On identical drive schedules, the simulated hybrid used less than half the fuel consumed by its internal combustion engine counterpart, a saving that would greatly reduce exhaust emissions.
When the costs of charging the hybrid each night are included in the calculations, its fuel costs are still 25% less than the ICE vehicle on the urban drive schedule, and 8% less on the highway schedule.
Clearly, there are many opportunities for further research in this area.
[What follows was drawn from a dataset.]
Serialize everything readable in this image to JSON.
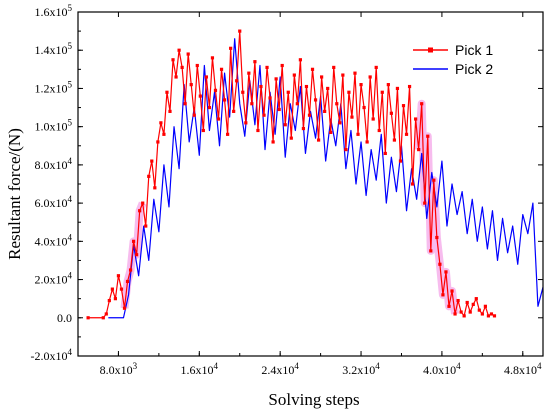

One possibility to consider is a four-wheel-drive, parallel hybrid configuration with the electric motor driving the front wheels and an ICE driving the rear wheels. This configuration would make it easier to take advantage of regenerative braking to recharge the battery, and would provide four-wheel-drive benefits under adverse surface conditions. A benefit of using MathWorks tools for our research is the reusability of our models. Should we pursue such enhancements in the future, we would leverage our current work and hit the ground running.
We are presenting our findings at the SAE World Congress, where we hope to spur industry interest in the plug-in series hybrid for delivery vehicles.
Assistant Professor Dr. Chris Mi teaches several courses in power electronics, industrial controls, and electric and hybrid vehicle technology. Dr. Mi served as faculty advisor on the plug-in hybrid research project.
At the University of Michigan – Dearborn, we strive to stay on the leading edge of vehicle technology. Robert and John’s research exemplifies that effort.
We use MATLAB and Simulink in the classroom because students take almost no time at all to learn them. They are among the best tools available for building models and exploring the underlying physics and differential equations. In my Hybrid Electrical Vehicle class, we also use Advisor, a Simulink-based tool for vehicle simulation.
Of course, Robert and John needed more advanced functionality to build a complete system model with detailed component-evel models of the motor, power electronics, and more. When running acceleration tests and fuel economy tests, they needed a simulation environment that could perform simulations spanning minutes, not just low-level simulations of milliseconds.
Simulink, SimDriveline, and SimPowerSystems played a vital role in this very successful research effort. Robert and John learned a lot through doing this work. They gained experience in building models in Simulink, and the approach they used gave them an in-depth understanding of hybrid EV technology. At this point, we don’t know if the vehicle they designed will be put into production, but the models that Robert and John built will be invaluable tools for other engineers, who can use them to find out how a production vehicle would perform before actually building one.